A dor era insuportável. Antonia estava perdendo a razão, logo perderia os sentidos
- Posso fazer a dor parar... tudo o que tem a fazer e me oferecer o seu corpo para eu voltar pra casa. E entao farei a dor parar.
Antonia havia perdido a sua vontade, apenas a dor tinha ficado.
- Quer que eu faça a dor parar?
Foi como se tudo o que havia não significasse mais nada. So o que importava eram aquelas palavras e o que elas significavam. Todo o resto não importava, o preço seria pequeno.
- Sem dor, sem dor... eu aceito.
Agora a bruxa sorria abertamente, abriu sua boca e colocou-a sobre o que fora a boca de Antonia. Agora era apenas uma carcaça seca.

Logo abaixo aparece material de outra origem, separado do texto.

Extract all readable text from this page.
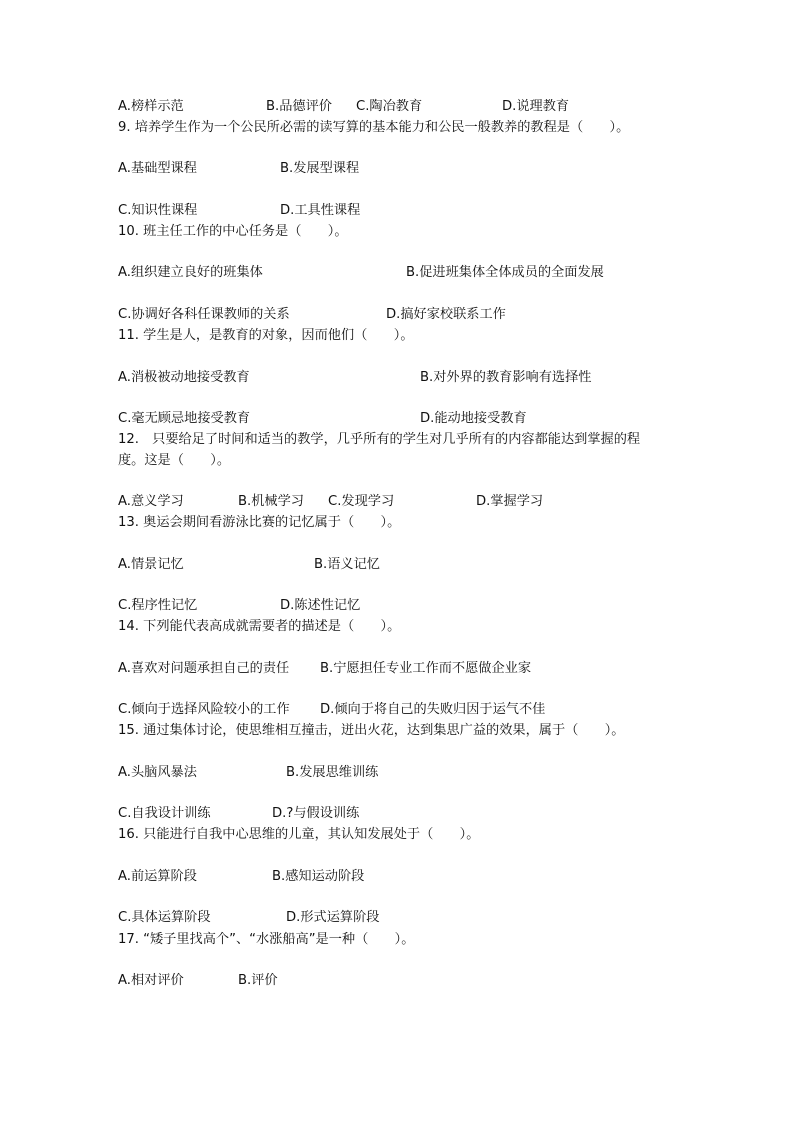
A.榜样示范	B.品德评价 C.陶冶教育	D.说理教育
9. 培养学生作为一个公民所必需的读写算的基本能力和公民一般教养的教程是（　　）。
A.基础型课程	B.发展型课程
C.知识性课程	D.工具性课程
10. 班主任工作的中心任务是（　　）。
A.组织建立良好的班集体	B.促进班集体全体成员的全面发展
C.协调好各科任课教师的关系	D.搞好家校联系工作
11. 学生是人，是教育的对象，因而他们（　　）。
A.消极被动地接受教育	B.对外界的教育影响有选择性
C.毫无顾忌地接受教育	D.能动地接受教育
12.　只要给足了时间和适当的教学，几乎所有的学生对几乎所有的内容都能达到掌握的程
度。这是（　　）。
A.意义学习	B.机械学习 C.发现学习	D.掌握学习
13. 奥运会期间看游泳比赛的记忆属于（　　）。
A.情景记忆	B.语义记忆
C.程序性记忆	D.陈述性记忆
14. 下列能代表高成就需要者的描述是（　　）。
A.喜欢对问题承担自己的责任 B.宁愿担任专业工作而不愿做企业家
C.倾向于选择风险较小的工作 D.倾向于将自己的失败归因于运气不佳
15. 通过集体讨论，使思维相互撞击，迸出火花，达到集思广益的效果，属于（　　）。
A.头脑风暴法	B.发展思维训练
C.自我设计训练	D.?与假设训练
16. 只能进行自我中心思维的儿童，其认知发展处于（　　）。
A.前运算阶段	B.感知运动阶段
C.具体运算阶段	D.形式运算阶段
17. “矮子里找高个”、“水涨船高”是一种（　　）。
A.相对评价	B.评价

Aos poucos o corpo voltou a vida, muito mais espetacular do que jamais seria, sua pele branca como a neve e seus olhos e cabelos negros como a noite. Arrastando o seu antigo corpo, entrou nas águas profundas e geladas do rio, com as oferendas que precisava. Em suas mãos levava a carne e o sangue, em sua boca levava o espírito.
Sua passagem estava segura, e seus senhores não ficariam desapontados.